NAIROBI, Kenya Aug 11 – The Federation of Kenya Employers (FKE) says the ongoing power rationing is going to further increase the cost of production of goods, putting Kenya at greater disadvantages compared to other more efficient countries in COMESA and in the world.
FKE also maintains the drastic power rationing must not be blamed solely on the lack of rain, but rather a total lack of forward planning and alternative power provision.
A statement from the Federation’s, Communications Department says most employers are buying their own transformers to avoid outages caused by Kenya Power and Lighting Company (KPLC). “This brings disruption to work, and incurring of extra costs for the use of the generators,” FKE says in a statement.
“Other industries are preparing to generate their own power utilising biogas,” adds the statement.
The Federation wants the government to encourage the use of solar power to supplement the existing power supply by giving incentives to importers. “The government should zero rate all other energy alternatives and accessories like solar panels, generators,” the statement suggests.
FKE is also challenging KPLC to better organise the power rationing program implemented around the country on August 6.

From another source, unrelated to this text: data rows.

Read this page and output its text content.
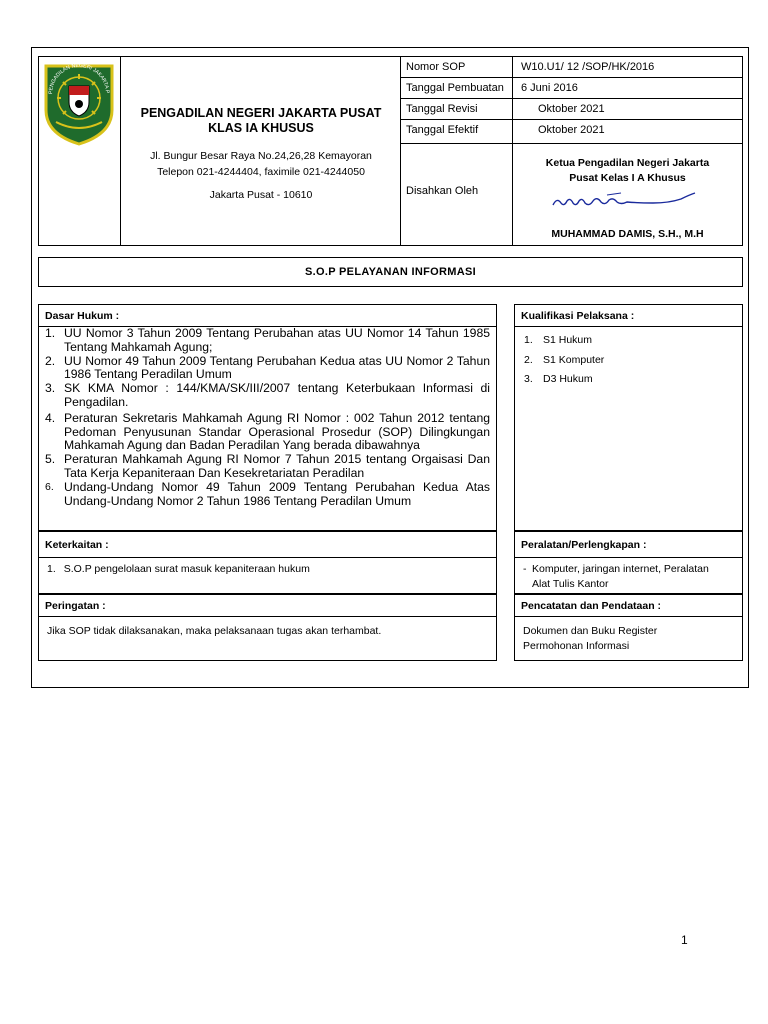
PENGADILAN NEGERI JAKARTA P
PENGADILAN NEGERI JAKARTA PUSAT
KLAS IA KHUSUS
Jl. Bungur Besar Raya No.24,26,28 Kemayoran
Telepon 021-4244404, faximile 021-4244050
Jakarta Pusat - 10610
Nomor SOP	W10.U1/ 12 /SOP/HK/2016
Tanggal Pembuatan	6 Juni 2016
Tanggal Revisi	Oktober 2021
Tanggal Efektif	Oktober 2021
Disahkan Oleh
Ketua Pengadilan Negeri Jakarta
Pusat Kelas I A Khusus
MUHAMMAD DAMIS, S.H., M.H
S.O.P PELAYANAN INFORMASI
Dasar Hukum :
1. UU Nomor 3 Tahun 2009 Tentang Perubahan atas UU Nomor 14 Tahun 1985 Tentang Mahkamah Agung;
2. UU Nomor 49 Tahun 2009 Tentang Perubahan Kedua atas UU Nomor 2 Tahun 1986 Tentang Peradilan Umum
3. SK KMA Nomor : 144/KMA/SK/III/2007 tentang Keterbukaan Informasi di Pengadilan.
4. Peraturan Sekretaris Mahkamah Agung RI Nomor : 002 Tahun 2012 tentang Pedoman Penyusunan Standar Operasional Prosedur (SOP) Dilingkungan Mahkamah Agung dan Badan Peradilan Yang berada dibawahnya
5. Peraturan Mahkamah Agung RI Nomor 7 Tahun 2015 tentang Orgaisasi Dan Tata Kerja Kepaniteraan Dan Kesekretariatan Peradilan
6. Undang-Undang Nomor 49 Tahun 2009 Tentang Perubahan Kedua Atas Undang-Undang Nomor 2 Tahun 1986 Tentang Peradilan Umum
Kualifikasi Pelaksana :
1. S1 Hukum
2. S1 Komputer
3. D3 Hukum
Keterkaitan :
1. S.O.P pengelolaan surat masuk kepaniteraan hukum
Peralatan/Perlengkapan :
- Komputer, jaringan internet, Peralatan
Alat Tulis Kantor
Peringatan :
Jika SOP tidak dilaksanakan, maka pelaksanaan tugas akan terhambat.
Pencatatan dan Pendataan :
Dokumen dan Buku Register
Permohonan Informasi
1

The employers’ federation says adherence to rationing schedule is crucial for planning. Citing Parklands area, the statement says it appears to be falling under two zones according to the KPLC schedule which means they will be experiencing power rationing four times a week. “Kindly advice on which days this area will experience rationing,” it goes on to urge.
There have been numerous unplanned power supply interruptions in the Central Business District says FKE which is adversely affecting employers’ operations. “Power rationing in the Central Business District should not be applicable,” suggests the statement.
The federation also appealed to the power company to communicate regularly in situations where power supply interruption is anticipated, including the expected duration.
But at the same time KPLC maintains the revised power supply management program that entails interrupting power for three days in a week in Nairobi Region was working well and would continue until a long term solution was found.
In a statement KPLC said it will review the power availability situation on a day-to-day basis and any relief provided by additional power from new thermal stations currently under commissioning.
The power company also seeks to get additional power from Mumias Sugar Cogeneration plant once it re-starts operations in the next few days and the power would be added to the national grid and passed on to consumers.